The phantom used in the present study was designed to be anthropomorphic in both size and complexity, mimicking the conditions associated with abdominal patient imaging; as such, the protocols tested herein faced the same challenges, such as B1 and B0 inhomogeneity, inadequate spoiling, and off-resonance effects, all of which may have contributed to the errors in the MR measurements. Although some of these homogeneity issues were compensated for in the present study, future work using this quantitative phantom-based approach will probe these effects in more detail. It is worth noting that in the present study, T res < 8.1 s were achieved using the commonly used and easily implementable technique of parallel imaging, which caused an inevitable reduction in both SNRs.
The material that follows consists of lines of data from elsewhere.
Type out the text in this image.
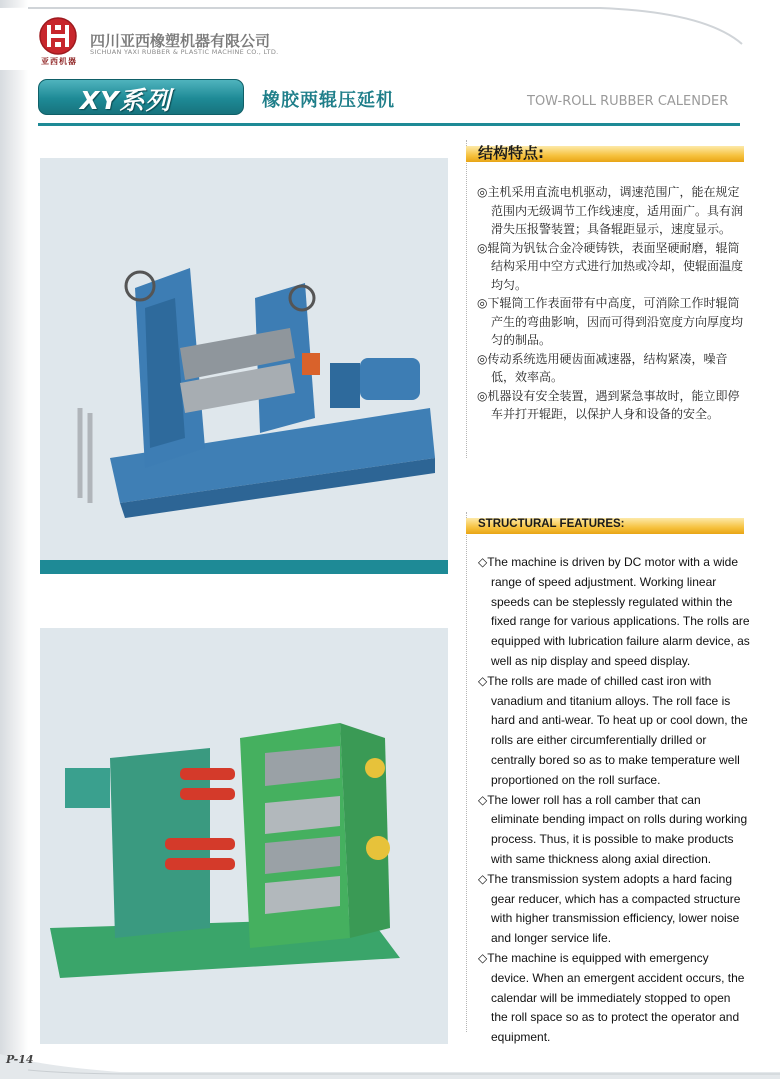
亚西机器
四川亚西橡塑机器有限公司
SICHUAN YAXI RUBBER & PLASTIC MACHINE CO., LTD.
XY系列	橡胶两辊压延机	TOW-ROLL RUBBER CALENDER
结构特点:

◎主机采用直流电机驱动，调速范围广，能在规定范围内无级调节工作线速度，适用面广。具有润滑失压报警装置；具备辊距显示，速度显示。

◎辊筒为钒钛合金冷硬铸铁，表面坚硬耐磨，辊筒结构采用中空方式进行加热或冷却，使辊面温度均匀。

◎下辊筒工作表面带有中高度，可消除工作时辊筒产生的弯曲影响，因而可得到沿宽度方向厚度均匀的制品。

◎传动系统选用硬齿面减速器，结构紧凑，噪音低，效率高。

◎机器设有安全装置，遇到紧急事故时，能立即停车并打开辊距，以保护人身和设备的安全。

STRUCTURAL FEATURES:

◇The machine is driven by DC motor with a wide range of speed adjustment. Working linear speeds can be steplessly regulated within the fixed range for various applications. The rolls are equipped with lubrication failure alarm device, as well as nip display and speed display.

◇The rolls are made of chilled cast iron with vanadium and titanium alloys. The roll face is hard and anti-wear. To heat up or cool down, the rolls are either circumferentially drilled or centrally bored so as to make temperature well proportioned on the roll surface.

◇The lower roll has a roll camber that can eliminate bending impact on rolls during working process. Thus, it is possible to make products with same thickness along axial direction.

◇The transmission system adopts a hard facing gear reducer, which has a compacted structure with higher transmission efficiency, lower noise and longer service life.

◇The machine is equipped with emergency device. When an emergent accident occurs, the calendar will be immediately stopped to open the roll space so as to protect the operator and equipment.

P-14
SNR values have been shown to exert an influence of the precision of derived PK parameters [28], and while no consistent pattern of decreased precision with SNR was noted in the current study, nevertheless, it would be interesting to investigate this in more detail; this is the focus on on-going work with the model phantom system. Furthermore, the use of more complex PK models, which offer the potential to reveal additional (patho-)physiological information yet have an increased sensitivity to SNR [28] and T res [14], are also the focus of on-going work.

Conclusion

This phantom study demonstrated the critical dependence of the accuracy of model-free phenomenological and pharmacokinetic parameters derived from DCE-MRI data on the T res and AD used in the acquisition. K trans errors were below 14% for acquisitions with T res ≤ 8.1 s and AD ≥360 s, but increased dramatically for longer T res and shorter AD values. v e errors were below 12% for acquisitions with T res ≤ 16.3 s and AD ≥360 s, and again increased dramatically outside of this range. No major gain in K trans, v e, and wash-in parameters measurement accuracy was found from the use of AD ≥360 s, at T res ≤ 8.1 s (all measurement errors were <15%). The use of quantitative, phantom-based approaches, such as the one described in this study, to access the accuracy and precision of DCE-MRI techniques, offers the prospect of standardising DCE acquisition protocols for the prostate and beyond, and, ultimately, a wider acceptance of the technique for use in routine clinical examinations.